Native American filmmaker and skateboarder from Arizona, U.S.

Dustinn Craig is a Native American filmmaker and skateboarder from Arizona. Craig is an enrolled citizen of the White Mountain Apache Tribe of the Fort Apache Reservation and also has Navajo heritage.

== Early life ==
Dustinn Craig was born in Mesa, Arizona, in 1975. His father was the comedian, comic artist, and musician Vincent Craig (Navajo Nation, 1950–2010), whose parents were Nancy Mariano Etsitty and Bob Etsitty Craig, a Navajo code talker. Dustinn's mother was Mariddie J. Craig (White Mountain Apache).

Dustinn grew up on the Fort Apache Indian Reservation in Arizona and later at Window Rock, Arizona, on the Navajo Reservation.

== Skateboarding ==
As of 2020, Craig is leader of the White Mountain skate team. Craig began filmmaking when, as a teenager, he started making skateboard videos.

== Filmmaking ==
Craig's filmmaking career often focuses on topics that explore his identity as a White Mountain Apache person who grew up on Indian reservations.

Craig wrote, directed, and produced I Belong to This, a personal documentary that is part of the 2003 PBS documentary series Matters of Race. In 2005 the National Video Resources Media Artists Fellowship awarded Craig for his documentary on skateboarding at Fort Apache: Ride through Genocide. In 2005, the Heard Museum in Phoenix, Arizona hired Craig to produce and direct three films, two about the Havasupai Tribe and the Colorado River Indian Tribes in Arizona and one entitled “HOME”, a multi-screen half hour documentary that features the imagery of the Native Southwest and first hand perspectives of Native People. Craig is also a recipient of the 2005 Rockefeller Media Arts Fellowship.

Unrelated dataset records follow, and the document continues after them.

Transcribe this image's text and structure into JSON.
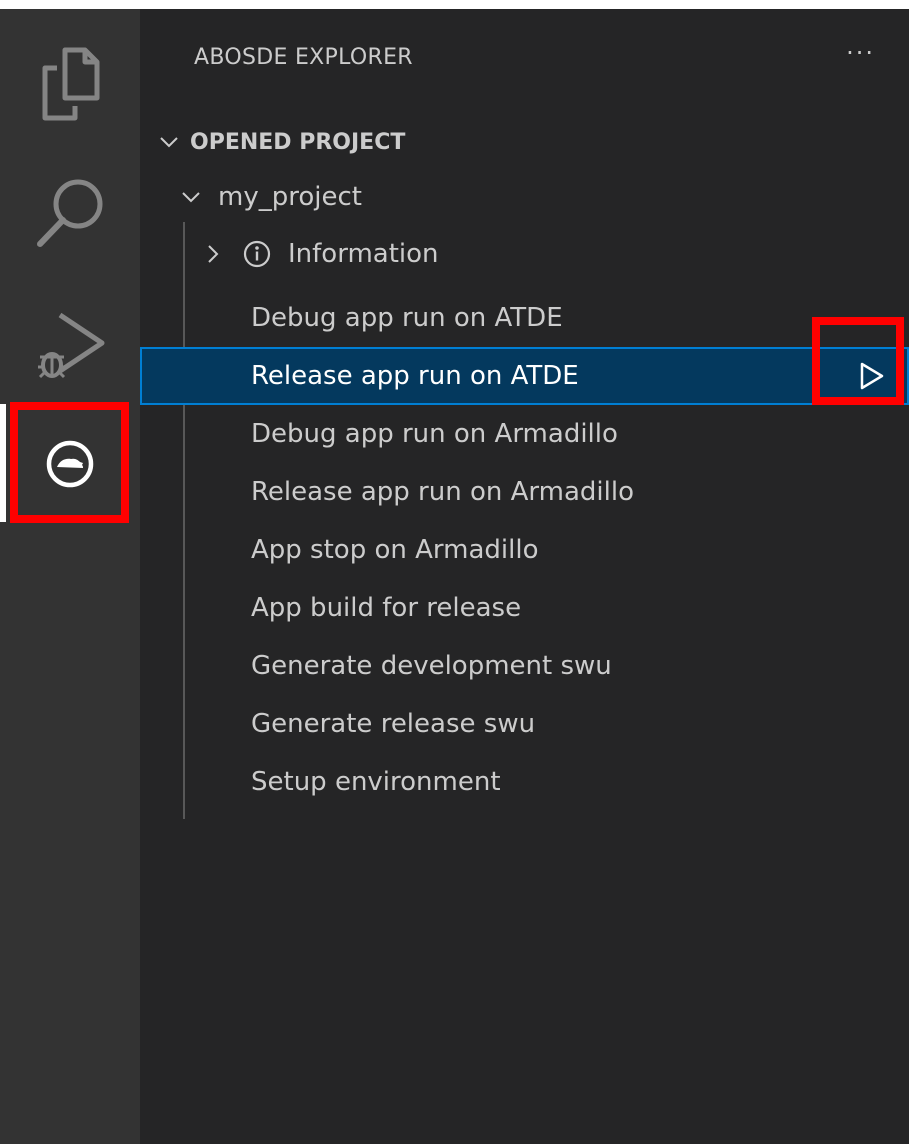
{
  "sidebar": {
    "header": "ABOSDE EXPLORER",
    "more_actions": "···",
    "section": "OPENED PROJECT",
    "project": "my_project",
    "information": "Information",
    "tasks": [
      "Debug app run on ATDE",
      "Release app run on ATDE",
      "Debug app run on Armadillo",
      "Release app run on Armadillo",
      "App stop on Armadillo",
      "App build for release",
      "Generate development swu",
      "Generate release swu",
      "Setup environment"
    ],
    "selected_task_index": 1
  },
  "activity_bar": {
    "items": [
      "files-icon",
      "search-icon",
      "run-debug-icon",
      "abos-extension-icon"
    ],
    "active": "abos-extension-icon"
  },
  "colors": {
    "activity_bar_bg": "#333333",
    "sidebar_bg": "#252526",
    "selection_bg": "#04395e",
    "selection_border": "#007fd4",
    "highlight": "#ff0000",
    "text": "#cccccc"
  }
}
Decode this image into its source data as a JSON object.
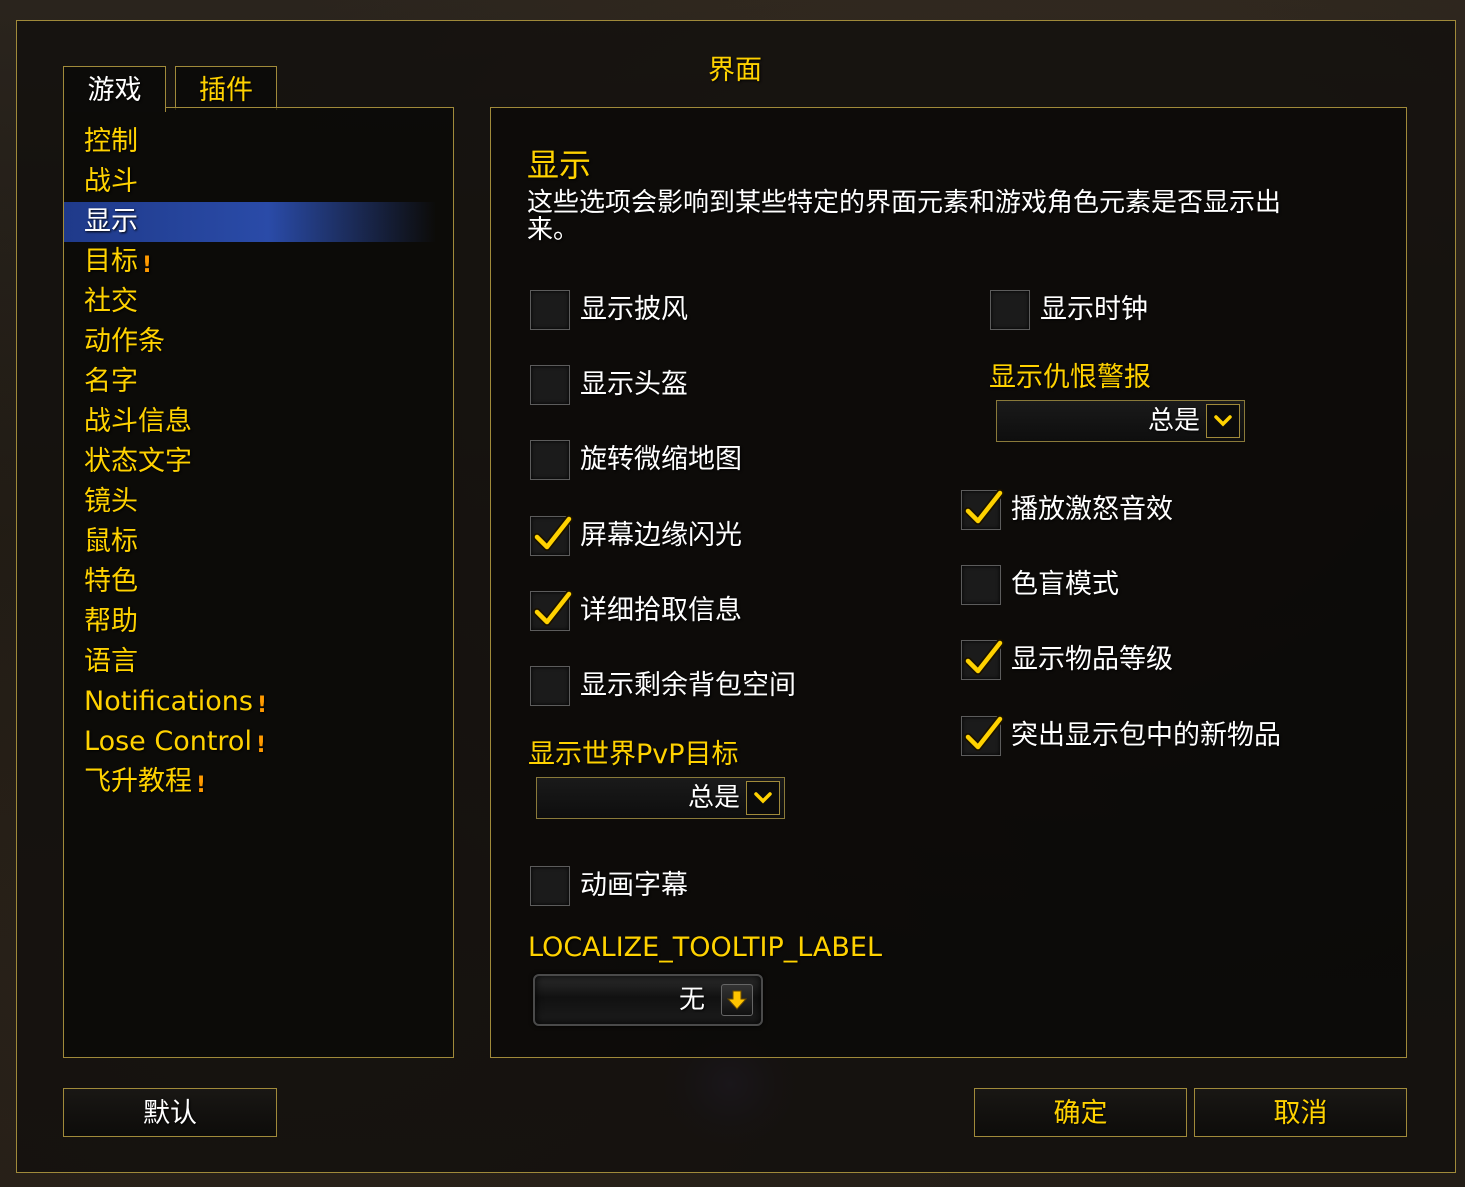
{
  "window_title": "界面",
  "tabs": [
    {
      "label": "游戏",
      "selected": true
    },
    {
      "label": "插件",
      "selected": false
    }
  ],
  "categories": [
    {
      "label": "控制",
      "warning": false
    },
    {
      "label": "战斗",
      "warning": false
    },
    {
      "label": "显示",
      "warning": false,
      "selected": true
    },
    {
      "label": "目标",
      "warning": true
    },
    {
      "label": "社交",
      "warning": false
    },
    {
      "label": "动作条",
      "warning": false
    },
    {
      "label": "名字",
      "warning": false
    },
    {
      "label": "战斗信息",
      "warning": false
    },
    {
      "label": "状态文字",
      "warning": false
    },
    {
      "label": "镜头",
      "warning": false
    },
    {
      "label": "鼠标",
      "warning": false
    },
    {
      "label": "特色",
      "warning": false
    },
    {
      "label": "帮助",
      "warning": false
    },
    {
      "label": "语言",
      "warning": false
    },
    {
      "label": "Notifications",
      "warning": true
    },
    {
      "label": "Lose Control",
      "warning": true
    },
    {
      "label": "飞升教程",
      "warning": true
    }
  ],
  "warning_glyph": "!",
  "section": {
    "title": "显示",
    "description": "这些选项会影响到某些特定的界面元素和游戏角色元素是否显示出来。"
  },
  "left_options": [
    {
      "label": "显示披风",
      "checked": false
    },
    {
      "label": "显示头盔",
      "checked": false
    },
    {
      "label": "旋转微缩地图",
      "checked": false
    },
    {
      "label": "屏幕边缘闪光",
      "checked": true
    },
    {
      "label": "详细拾取信息",
      "checked": true
    },
    {
      "label": "显示剩余背包空间",
      "checked": false
    }
  ],
  "pvp_target": {
    "label": "显示世界PvP目标",
    "value": "总是"
  },
  "cinematic_subtitles": {
    "label": "动画字幕",
    "checked": false
  },
  "tooltip_locale": {
    "label": "LOCALIZE_TOOLTIP_LABEL",
    "value": "无"
  },
  "clock": {
    "label": "显示时钟",
    "checked": false
  },
  "aggro_warning": {
    "label": "显示仇恨警报",
    "value": "总是"
  },
  "right_options": [
    {
      "label": "播放激怒音效",
      "checked": true
    },
    {
      "label": "色盲模式",
      "checked": false
    },
    {
      "label": "显示物品等级",
      "checked": true
    },
    {
      "label": "突出显示包中的新物品",
      "checked": true
    }
  ],
  "buttons": {
    "default": "默认",
    "ok": "确定",
    "cancel": "取消"
  },
  "colors": {
    "gold": "#ffd200",
    "border": "#a08a3a",
    "selection": "#2a4ba8",
    "warning": "#ff9a00"
  }
}
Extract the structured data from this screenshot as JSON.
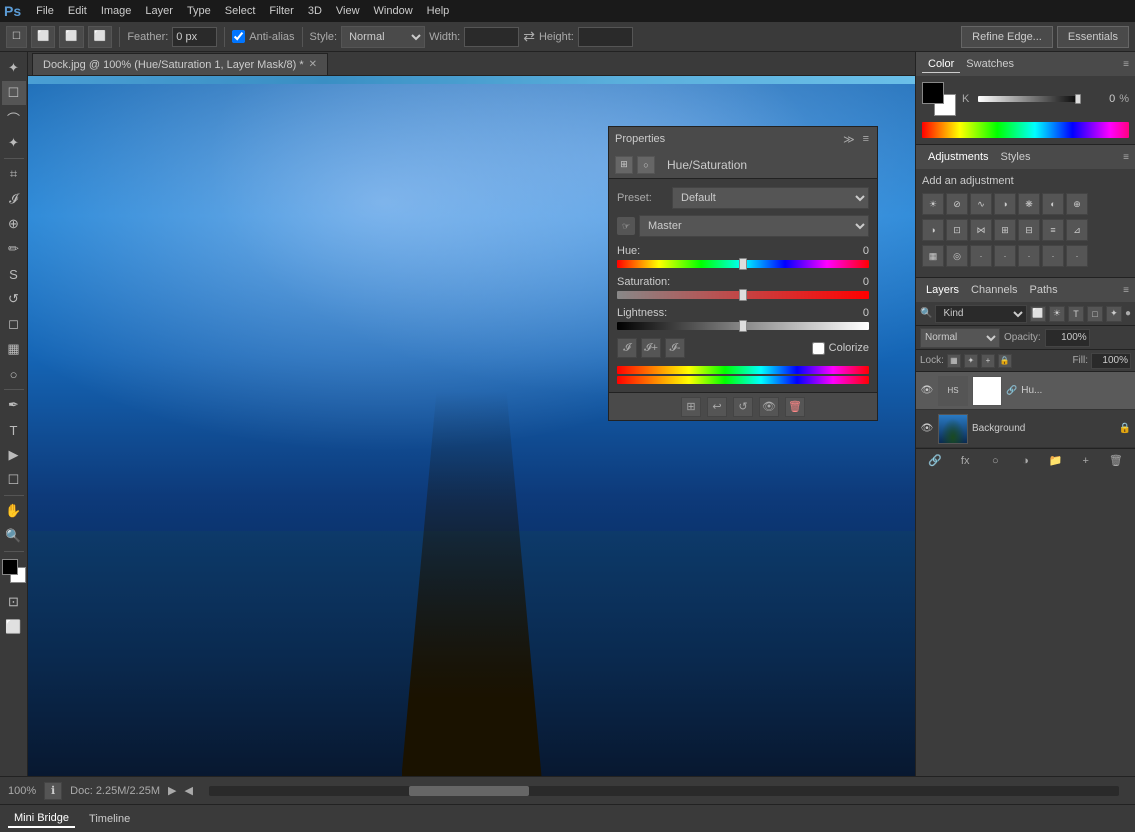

In 2008, Craig released a film about Geronimo, the fourth episode in the 5 part documentary series “We Shall Remain” produced by American Experience. The film premiered at the 2008 Native Cinema Showcase. In 2009, Craig released Our Home, Our Stories: Short Films by Dustinn Craig, a compilation broadcast on Arizona Public Television.